Last year we spent new years on a friends farm in portugal as you do, and I became aquatinted with a rather lovely goat. You may think me strange to talk of a goat in such fond terms but I can honestly say if I were to have a pet it would be a goat. I can’t speak for all goats as this is the only one I’ve met but she had the daintiness of a persian cat, the doting nature of a labrador and, it has to be said, the stubbornness of a mule. There was quite a bit of post work to do on this photograph which I have only just got around to doing, hence why I’m writing about it almost a year later.

Having decided I had to do a shoot with her we dragged her into the house by her horns, which she did not like at all, but once she was in the house she was immediately content to tentatively wonder around examining the carpet, the sofa upholstery, and Gemma’s legs. Getting her to stand still for the shot was absolutely hilarious as my brother and my sister’s boyfriend chased around the room coaxing it to behave. Funnily enough I think it was merely a communication problem, because when we got her in the position in the photograph she happily held that position for quite some time. In fact, I swear she started posing. Hit the jump for some of the rather amusing attempts previous to this shot and the lighting info.
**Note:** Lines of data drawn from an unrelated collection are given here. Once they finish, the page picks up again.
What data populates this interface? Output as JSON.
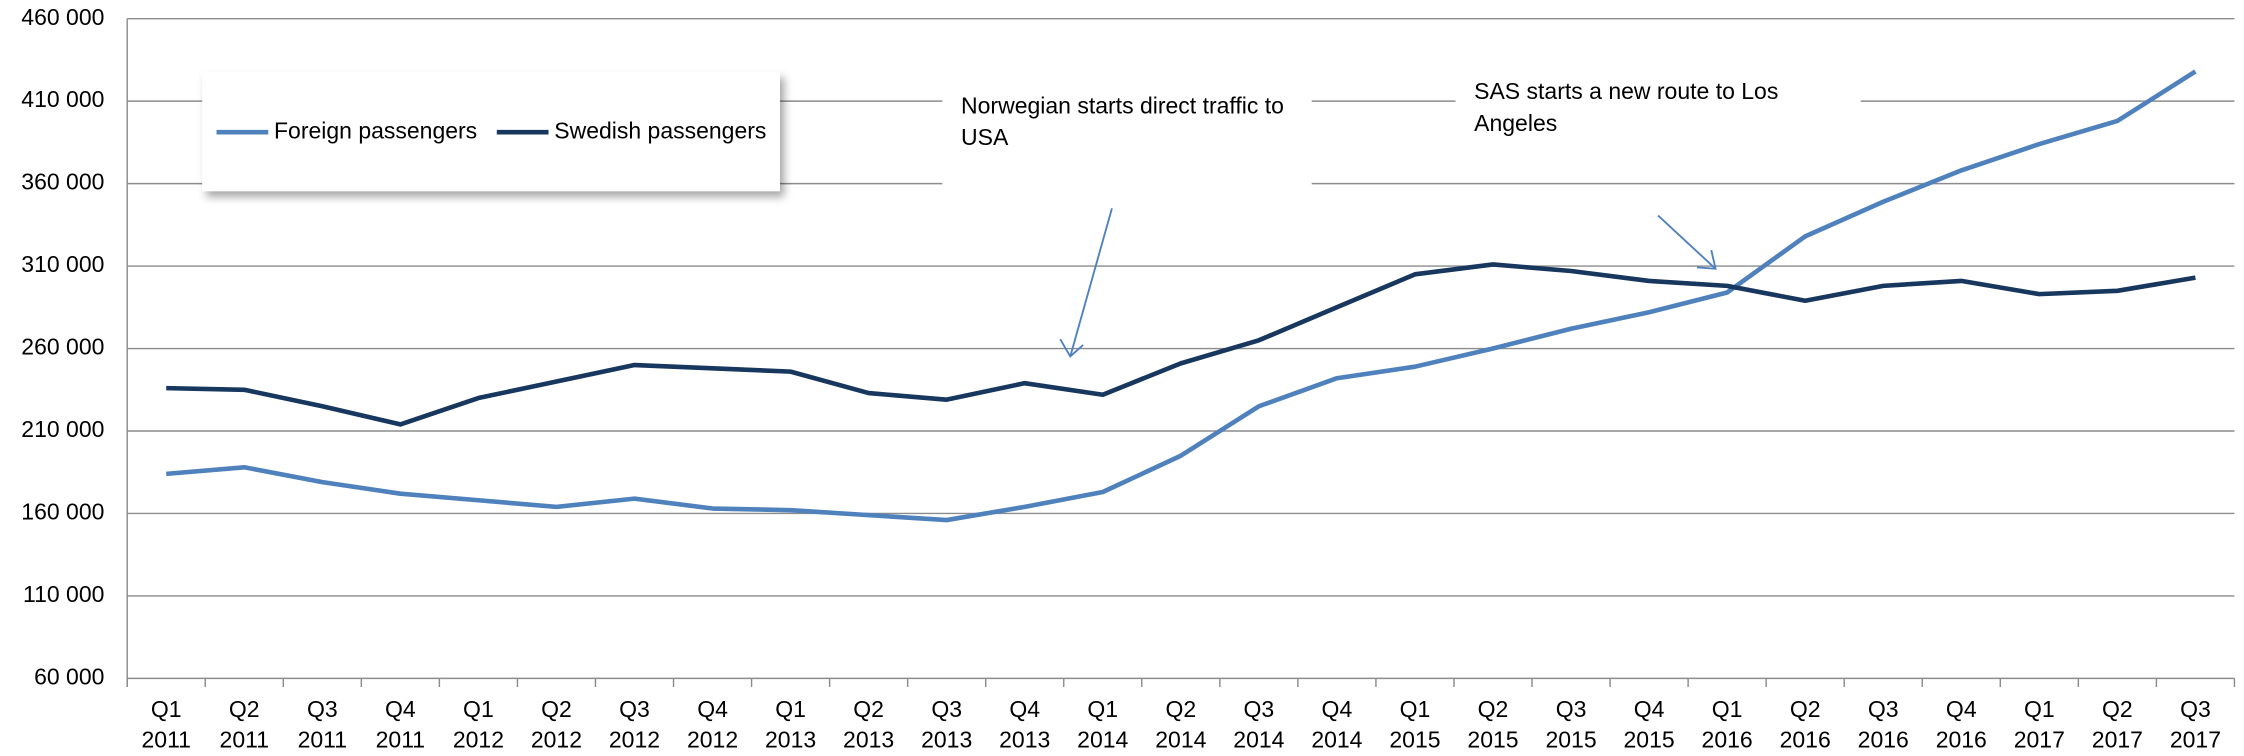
{
  "chart_data": {
    "type": "line",
    "categories": [
      "Q1 2011",
      "Q2 2011",
      "Q3 2011",
      "Q4 2011",
      "Q1 2012",
      "Q2 2012",
      "Q3 2012",
      "Q4 2012",
      "Q1 2013",
      "Q2 2013",
      "Q3 2013",
      "Q4 2013",
      "Q1 2014",
      "Q2 2014",
      "Q3 2014",
      "Q4 2014",
      "Q1 2015",
      "Q2 2015",
      "Q3 2015",
      "Q4 2015",
      "Q1 2016",
      "Q2 2016",
      "Q3 2016",
      "Q4 2016",
      "Q1 2017",
      "Q2 2017",
      "Q3 2017"
    ],
    "series": [
      {
        "name": "Foreign passengers",
        "color": "#4f81bd",
        "values": [
          184000,
          188000,
          179000,
          172000,
          168000,
          164000,
          169000,
          163000,
          162000,
          159000,
          156000,
          164000,
          173000,
          195000,
          225000,
          242000,
          249000,
          260000,
          272000,
          282000,
          294000,
          328000,
          349000,
          368000,
          384000,
          398000,
          428000
        ]
      },
      {
        "name": "Swedish passengers",
        "color": "#17375e",
        "values": [
          236000,
          235000,
          225000,
          214000,
          230000,
          240000,
          250000,
          248000,
          246000,
          233000,
          229000,
          239000,
          232000,
          251000,
          265000,
          285000,
          305000,
          311000,
          307000,
          301000,
          298000,
          289000,
          298000,
          301000,
          293000,
          295000,
          303000
        ]
      }
    ],
    "ylim": [
      60000,
      460000
    ],
    "yticks": [
      {
        "value": 60000,
        "label": "60 000"
      },
      {
        "value": 110000,
        "label": "110 000"
      },
      {
        "value": 160000,
        "label": "160 000"
      },
      {
        "value": 210000,
        "label": "210 000"
      },
      {
        "value": 260000,
        "label": "260 000"
      },
      {
        "value": 310000,
        "label": "310 000"
      },
      {
        "value": 360000,
        "label": "360 000"
      },
      {
        "value": 410000,
        "label": "410 000"
      },
      {
        "value": 460000,
        "label": "460 000"
      }
    ],
    "grid": true,
    "legend": "upper left",
    "annotations": [
      "Norwegian starts direct traffic to USA",
      "SAS starts a new route to Los Angeles"
    ]
  }
}
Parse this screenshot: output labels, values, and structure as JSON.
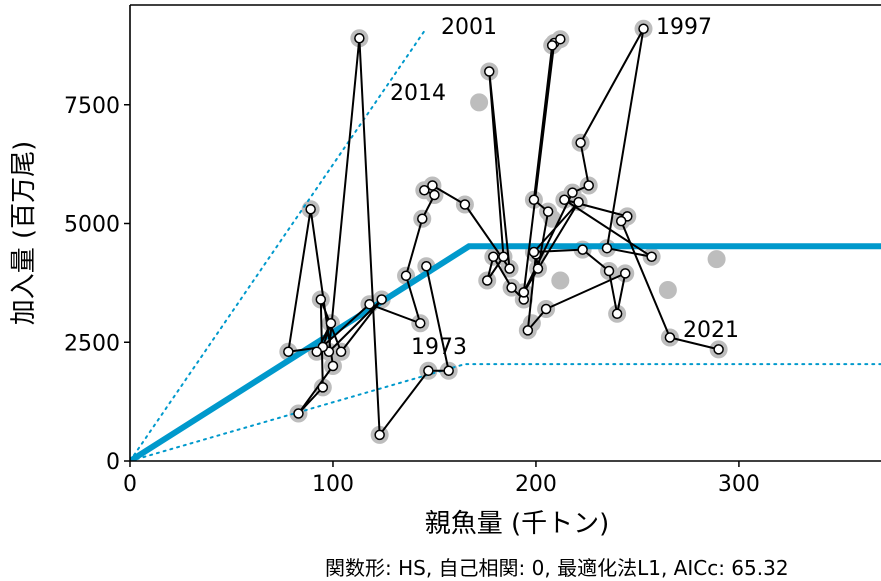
{
  "chart_data": {
    "type": "scatter",
    "xlabel": "親魚量 (千トン)",
    "ylabel": "加入量 (百万尾)",
    "xlim": [
      0,
      370
    ],
    "ylim": [
      0,
      9600
    ],
    "x_ticks": [
      "0",
      "100",
      "200",
      "300"
    ],
    "y_ticks": [
      "0",
      "2500",
      "5000",
      "7500"
    ],
    "grid": false,
    "footnote": "関数形: HS, 自己相関: 0, 最適化法L1, AICc: 65.32",
    "colors": {
      "fit_line": "#0099cc",
      "observed_gray": "#bdbdbd",
      "path": "#000000",
      "point_fill": "#ffffff"
    },
    "hockey_stick_fit": {
      "breakpoint_x": 167,
      "plateau_y": 4520
    },
    "upper_band": {
      "x": [
        0,
        145
      ],
      "y": [
        0,
        9050
      ]
    },
    "lower_band": {
      "breakpoint_x": 165,
      "plateau_y": 2040
    },
    "gray_only_points": [
      {
        "x": 172,
        "y": 7550
      },
      {
        "x": 208,
        "y": 5100
      },
      {
        "x": 212,
        "y": 3800
      },
      {
        "x": 198,
        "y": 2900
      },
      {
        "x": 265,
        "y": 3600
      },
      {
        "x": 289,
        "y": 4250
      }
    ],
    "series": [
      {
        "x": [
          146,
          157,
          147,
          123,
          113,
          98,
          124,
          104,
          94,
          95,
          83,
          100,
          89,
          78,
          95,
          99,
          92,
          118,
          143,
          136,
          144,
          150,
          145,
          149,
          165,
          187,
          177,
          184,
          176,
          179,
          188,
          194,
          194,
          209,
          212,
          208,
          199,
          206,
          201,
          200,
          196,
          205,
          244,
          240,
          236,
          223,
          199,
          221,
          194,
          218,
          226,
          222,
          253,
          235,
          257,
          214,
          245,
          242,
          266,
          290
        ],
        "y": [
          4100,
          1900,
          1900,
          550,
          8900,
          2300,
          3400,
          2300,
          3400,
          1550,
          1000,
          2000,
          5300,
          2300,
          2400,
          2900,
          2300,
          3300,
          2900,
          3900,
          5100,
          5600,
          5700,
          5800,
          5400,
          4050,
          8200,
          4300,
          3800,
          4300,
          3650,
          3400,
          3550,
          8800,
          8880,
          8750,
          5500,
          5250,
          4050,
          4350,
          2750,
          3200,
          3950,
          3100,
          4000,
          4450,
          4400,
          5450,
          3550,
          5650,
          5800,
          6700,
          9100,
          4480,
          4300,
          5500,
          5150,
          5050,
          2600,
          2350
        ]
      }
    ],
    "annotations": [
      "1973",
      "2001",
      "2014",
      "1997",
      "2021"
    ]
  }
}
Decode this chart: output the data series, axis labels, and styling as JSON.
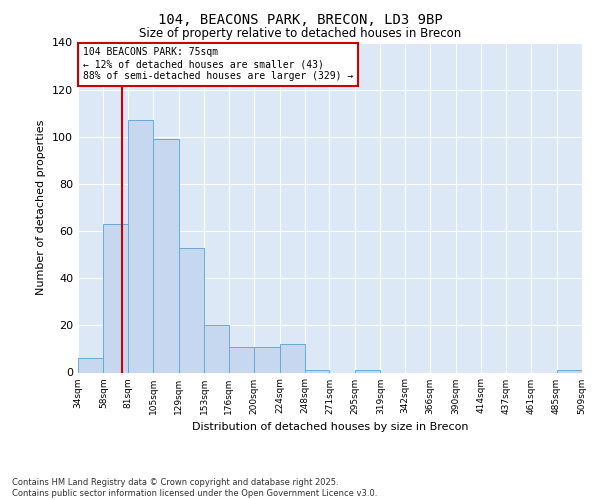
{
  "title": "104, BEACONS PARK, BRECON, LD3 9BP",
  "subtitle": "Size of property relative to detached houses in Brecon",
  "xlabel": "Distribution of detached houses by size in Brecon",
  "ylabel": "Number of detached properties",
  "bar_values": [
    6,
    63,
    107,
    99,
    53,
    20,
    11,
    11,
    12,
    1,
    0,
    1,
    0,
    0,
    0,
    0,
    0,
    0,
    0,
    1
  ],
  "bin_labels": [
    "34sqm",
    "58sqm",
    "81sqm",
    "105sqm",
    "129sqm",
    "153sqm",
    "176sqm",
    "200sqm",
    "224sqm",
    "248sqm",
    "271sqm",
    "295sqm",
    "319sqm",
    "342sqm",
    "366sqm",
    "390sqm",
    "414sqm",
    "437sqm",
    "461sqm",
    "485sqm",
    "509sqm"
  ],
  "bar_color": "#c5d8f0",
  "bar_edge_color": "#6aaad4",
  "bg_color": "#dce8f5",
  "grid_color": "#ffffff",
  "vline_x": 75,
  "vline_color": "#cc0000",
  "annotation_box_text": "104 BEACONS PARK: 75sqm\n← 12% of detached houses are smaller (43)\n88% of semi-detached houses are larger (329) →",
  "annotation_box_color": "#cc0000",
  "ylim": [
    0,
    140
  ],
  "yticks": [
    0,
    20,
    40,
    60,
    80,
    100,
    120,
    140
  ],
  "footer": "Contains HM Land Registry data © Crown copyright and database right 2025.\nContains public sector information licensed under the Open Government Licence v3.0.",
  "bin_edges": [
    34,
    58,
    81,
    105,
    129,
    153,
    176,
    200,
    224,
    248,
    271,
    295,
    319,
    342,
    366,
    390,
    414,
    437,
    461,
    485,
    509
  ]
}
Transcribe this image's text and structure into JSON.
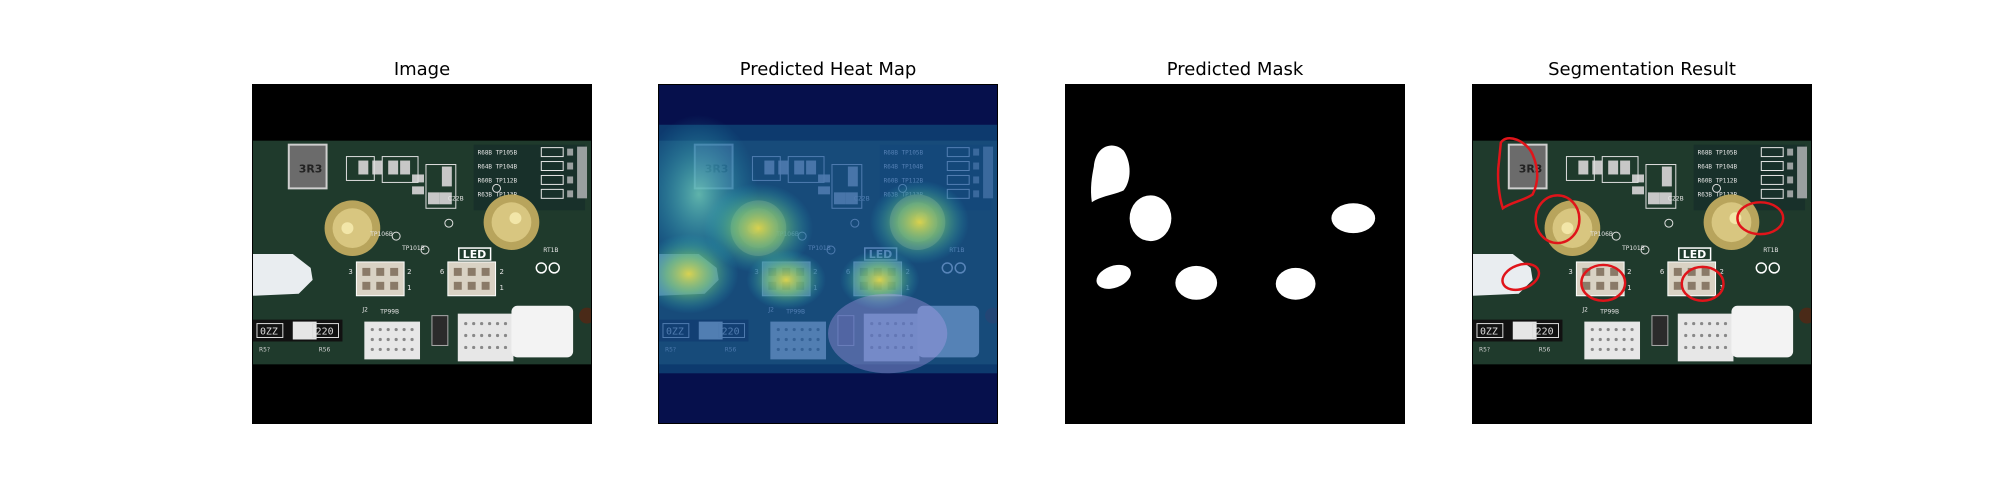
{
  "panels": [
    {
      "title": "Image"
    },
    {
      "title": "Predicted Heat Map"
    },
    {
      "title": "Predicted Mask"
    },
    {
      "title": "Segmentation Result"
    }
  ],
  "board": {
    "inductor_marking": "3R3",
    "small_labels": [
      "R68B",
      "TP105B",
      "R64B",
      "TP104B",
      "R60B",
      "TP112B",
      "R63B",
      "TP113B",
      "TP106B",
      "TP108B",
      "D8",
      "TP101B",
      "C22B",
      "RT1B",
      "J1",
      "J2",
      "TP99B",
      "R5?",
      "R56"
    ],
    "led_label": "LED",
    "resistor_codes": [
      "0ZZ",
      "220"
    ],
    "header_numbers": [
      "3",
      "2",
      "1",
      "6",
      "2",
      "1"
    ]
  },
  "colors": {
    "board_green": "#1f3a2c",
    "solder_gold": "#c9b56a",
    "contour_red": "#e0141a",
    "heatmap_blue": "#0b1e8a",
    "heatmap_cyan": "#22b0c4",
    "heatmap_yellow": "#f0e040"
  }
}
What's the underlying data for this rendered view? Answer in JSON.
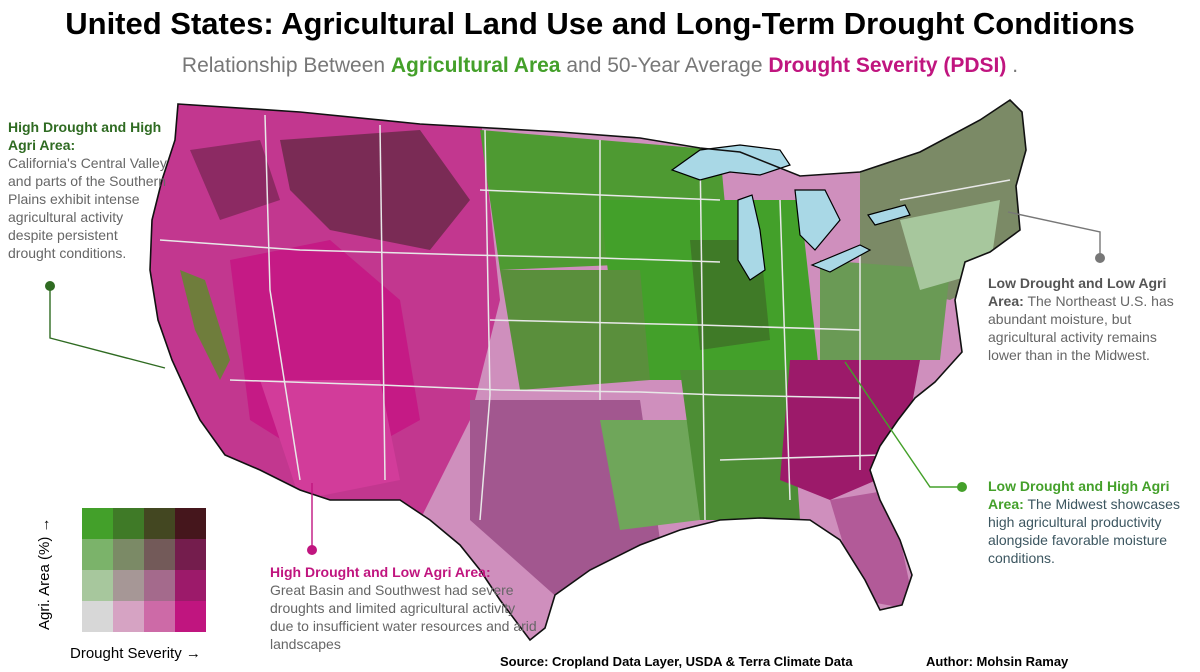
{
  "header": {
    "title": "United States: Agricultural Land Use and Long-Term Drought Conditions",
    "subtitle_pre": "Relationship Between ",
    "subtitle_agri": "Agricultural Area",
    "subtitle_mid": " and 50-Year Average ",
    "subtitle_drought": "Drought Severity (PDSI)",
    "subtitle_post": " ."
  },
  "annotations": {
    "high_drought_high_agri": {
      "head": "High Drought and High Agri Area:",
      "body": "California's Central Valley and parts of the Southern Plains exhibit intense agricultural activity despite persistent drought conditions."
    },
    "high_drought_low_agri": {
      "head": "High Drought and Low Agri Area:",
      "body": "Great Basin and Southwest had severe droughts and limited agricultural activity due to insufficient water resources and arid landscapes"
    },
    "low_drought_low_agri": {
      "head": "Low Drought and Low Agri Area:",
      "body": "The Northeast U.S. has abundant moisture, but agricultural activity remains lower than in the Midwest."
    },
    "low_drought_high_agri": {
      "head": "Low Drought and High Agri Area:",
      "body": "The Midwest showcases high agricultural productivity alongside favorable moisture conditions."
    }
  },
  "legend": {
    "y_label": "Agri. Area (%) →",
    "x_label": "Drought Severity →",
    "colors": [
      [
        "#43a02a",
        "#3f7a27",
        "#434721",
        "#45161c"
      ],
      [
        "#7bb36a",
        "#7b8a66",
        "#735a59",
        "#741d4d"
      ],
      [
        "#a7c79d",
        "#a69796",
        "#a46a8c",
        "#9c1a6a"
      ],
      [
        "#d7d7d7",
        "#d6a3c3",
        "#cd6aa7",
        "#c0157f"
      ]
    ]
  },
  "colors": {
    "agri_accent": "#44a02a",
    "drought_accent": "#c0157f",
    "water": "#a9d8e6"
  },
  "footer": {
    "source": "Source: Cropland Data Layer, USDA & Terra Climate Data",
    "author": "Author: Mohsin Ramay"
  }
}
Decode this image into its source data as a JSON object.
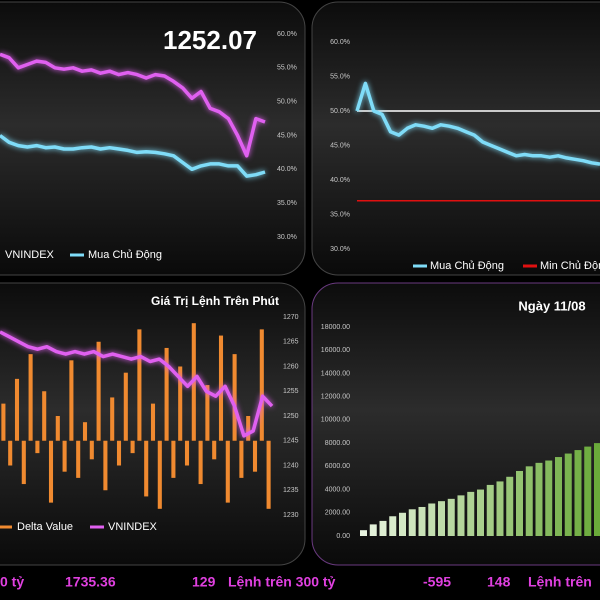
{
  "chart_data": [
    {
      "type": "line",
      "title": "1252.07",
      "ylim": [
        30,
        60
      ],
      "yticks": [
        {
          "value": 30,
          "label": "30.0%"
        },
        {
          "value": 35,
          "label": "35.0%"
        },
        {
          "value": 40,
          "label": "40.0%"
        },
        {
          "value": 45,
          "label": "45.0%"
        },
        {
          "value": 50,
          "label": "50.0%"
        },
        {
          "value": 55,
          "label": "55.0%"
        },
        {
          "value": 60,
          "label": "60.0%"
        }
      ],
      "series": [
        {
          "name": "VNINDEX",
          "color": "#e060f0",
          "values": [
            57,
            56.5,
            55,
            55.5,
            56,
            55.8,
            55,
            54.8,
            55,
            54.5,
            54.7,
            54.2,
            54.5,
            54,
            54.3,
            54,
            53.5,
            54,
            53.8,
            53,
            52,
            50.5,
            51.5,
            49,
            48.5,
            47.5,
            45,
            42,
            47.5,
            47
          ]
        },
        {
          "name": "Mua Chủ Động",
          "color": "#7fdcf8",
          "values": [
            45,
            44,
            43.5,
            43.3,
            43.5,
            43.2,
            43.3,
            43,
            43,
            43.2,
            43.3,
            43,
            43.2,
            43,
            42.8,
            42.5,
            42.6,
            42.5,
            42.3,
            42,
            41,
            40,
            40.5,
            40.8,
            40.8,
            40.5,
            40.5,
            39,
            39.2,
            39.6
          ]
        }
      ]
    },
    {
      "type": "line",
      "ylim": [
        30,
        60
      ],
      "yticks": [
        {
          "value": 30,
          "label": "30.0%"
        },
        {
          "value": 35,
          "label": "35.0%"
        },
        {
          "value": 40,
          "label": "40.0%"
        },
        {
          "value": 45,
          "label": "45.0%"
        },
        {
          "value": 50,
          "label": "50.0%"
        },
        {
          "value": 55,
          "label": "55.0%"
        },
        {
          "value": 60,
          "label": "60.0%"
        }
      ],
      "hlines": [
        {
          "value": 50,
          "color": "#ffffff"
        }
      ],
      "series": [
        {
          "name": "Mua Chủ Động",
          "color": "#7fdcf8",
          "values": [
            50,
            54,
            50,
            49.5,
            47,
            46.5,
            47.5,
            48,
            47.8,
            47.5,
            48,
            47.8,
            47.5,
            47,
            46.5,
            45.5,
            45,
            44.5,
            44,
            43.5,
            43.7,
            43.5,
            43.5,
            43.3,
            43.5,
            43.2,
            43,
            42.8,
            42.5,
            42.3
          ]
        },
        {
          "name": "Min Chủ Động",
          "color": "#e01010",
          "values": [
            37,
            37,
            37,
            37,
            37,
            37,
            37,
            37,
            37,
            37,
            37,
            37,
            37,
            37,
            37,
            37,
            37,
            37,
            37,
            37,
            37,
            37,
            37,
            37,
            37,
            37,
            37,
            37,
            37,
            37
          ]
        }
      ]
    },
    {
      "type": "combo",
      "title": "Giá Trị Lệnh Trên Phút",
      "ylim": [
        -600,
        1000
      ],
      "y2lim": [
        1230,
        1270
      ],
      "y2ticks": [
        1230,
        1235,
        1240,
        1245,
        1250,
        1255,
        1260,
        1265,
        1270
      ],
      "series": [
        {
          "name": "Delta Value",
          "type": "bar",
          "color": "#f08a30",
          "values": [
            300,
            -200,
            500,
            -350,
            700,
            -100,
            400,
            -500,
            200,
            -250,
            650,
            -300,
            150,
            -150,
            800,
            -400,
            350,
            -200,
            550,
            -100,
            900,
            -450,
            300,
            -550,
            750,
            -300,
            600,
            -200,
            950,
            -350,
            450,
            -150,
            850,
            -500,
            700,
            -300,
            200,
            -250,
            900,
            -550
          ]
        },
        {
          "name": "VNINDEX",
          "type": "line",
          "axis": "y2",
          "color": "#e060f0",
          "values": [
            1267,
            1266,
            1265,
            1264,
            1263.5,
            1264,
            1263,
            1262.5,
            1263,
            1262.5,
            1263,
            1262,
            1262.5,
            1262,
            1261.5,
            1262,
            1261,
            1261.5,
            1260,
            1258,
            1256,
            1258,
            1255,
            1254,
            1256,
            1252,
            1246,
            1247,
            1254,
            1252
          ]
        }
      ]
    },
    {
      "type": "bar",
      "title": "Ngày 11/08",
      "ylim": [
        0,
        18000
      ],
      "yticks": [
        {
          "value": 0,
          "label": "0.00"
        },
        {
          "value": 2000,
          "label": "2000.00"
        },
        {
          "value": 4000,
          "label": "4000.00"
        },
        {
          "value": 6000,
          "label": "6000.00"
        },
        {
          "value": 8000,
          "label": "8000.00"
        },
        {
          "value": 10000,
          "label": "10000.00"
        },
        {
          "value": 12000,
          "label": "12000.00"
        },
        {
          "value": 14000,
          "label": "14000.00"
        },
        {
          "value": 16000,
          "label": "16000.00"
        },
        {
          "value": 18000,
          "label": "18000.00"
        }
      ],
      "color_start": "#e8f4e0",
      "color_end": "#6aaa3a",
      "values": [
        500,
        1000,
        1300,
        1700,
        2000,
        2300,
        2500,
        2800,
        3000,
        3200,
        3500,
        3800,
        4000,
        4400,
        4700,
        5100,
        5600,
        6000,
        6300,
        6500,
        6800,
        7100,
        7400,
        7700,
        8000
      ]
    }
  ],
  "footer": [
    "0 tỷ",
    "1735.36",
    "129",
    "Lệnh trên 300 tỷ",
    "-595",
    "148",
    "Lệnh trên"
  ]
}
And there it is folks, you saw it here first. A goat posing.

Strobist Info:

The lighting was quite tricky on this shoot because all I had with me were two vivitar 285 strobes and one coroplast grid spot. No umbrella, no soft box and no beauty dish. All of which would have been nice to have, but since this shoot, I have definitely learned that white walls are your friend.   So: the key light here is a grided flash, camera right, shooting straight into gemma’s face. I love the way gridded light looks – just as long as the sitter is looking more or less straight into it. In most cases anyway. It is easy to over cook it as well so one has to be careful to keep the power down.   The other strobe is to my left and shooting into the wall behind me. This flash serves two purposes – one is to lift the shadows to a level the camera can work with on the left hand side of the frame and two it softens the hard shadows cast by the gridded key light to an acceptable level. I tried to fill by shooting the second light straight into the frame but it was too obviously lit from two directions casting complicated ‘double shadows’ in both directions. I have found since, even big soft lights such as an umbella or softbox can do that too, so bouncing off a big white wall for light that looks like it is coming from nowhere has become a regular technique for me particularly in small spaces.   After the fray I took two more shots of the frame, one with a strobe in the lamp as the bulb came nowhere close to exposing correctly at my chosen camera settings and another with the grided flash aimed roughly from its original position at the picture frame on the wall. I then stiched in the lamp and picture frame in post. Again having two more flashes would have saved me considerable post work but at least I got the shot. Missing that opportunity would have really got my goat.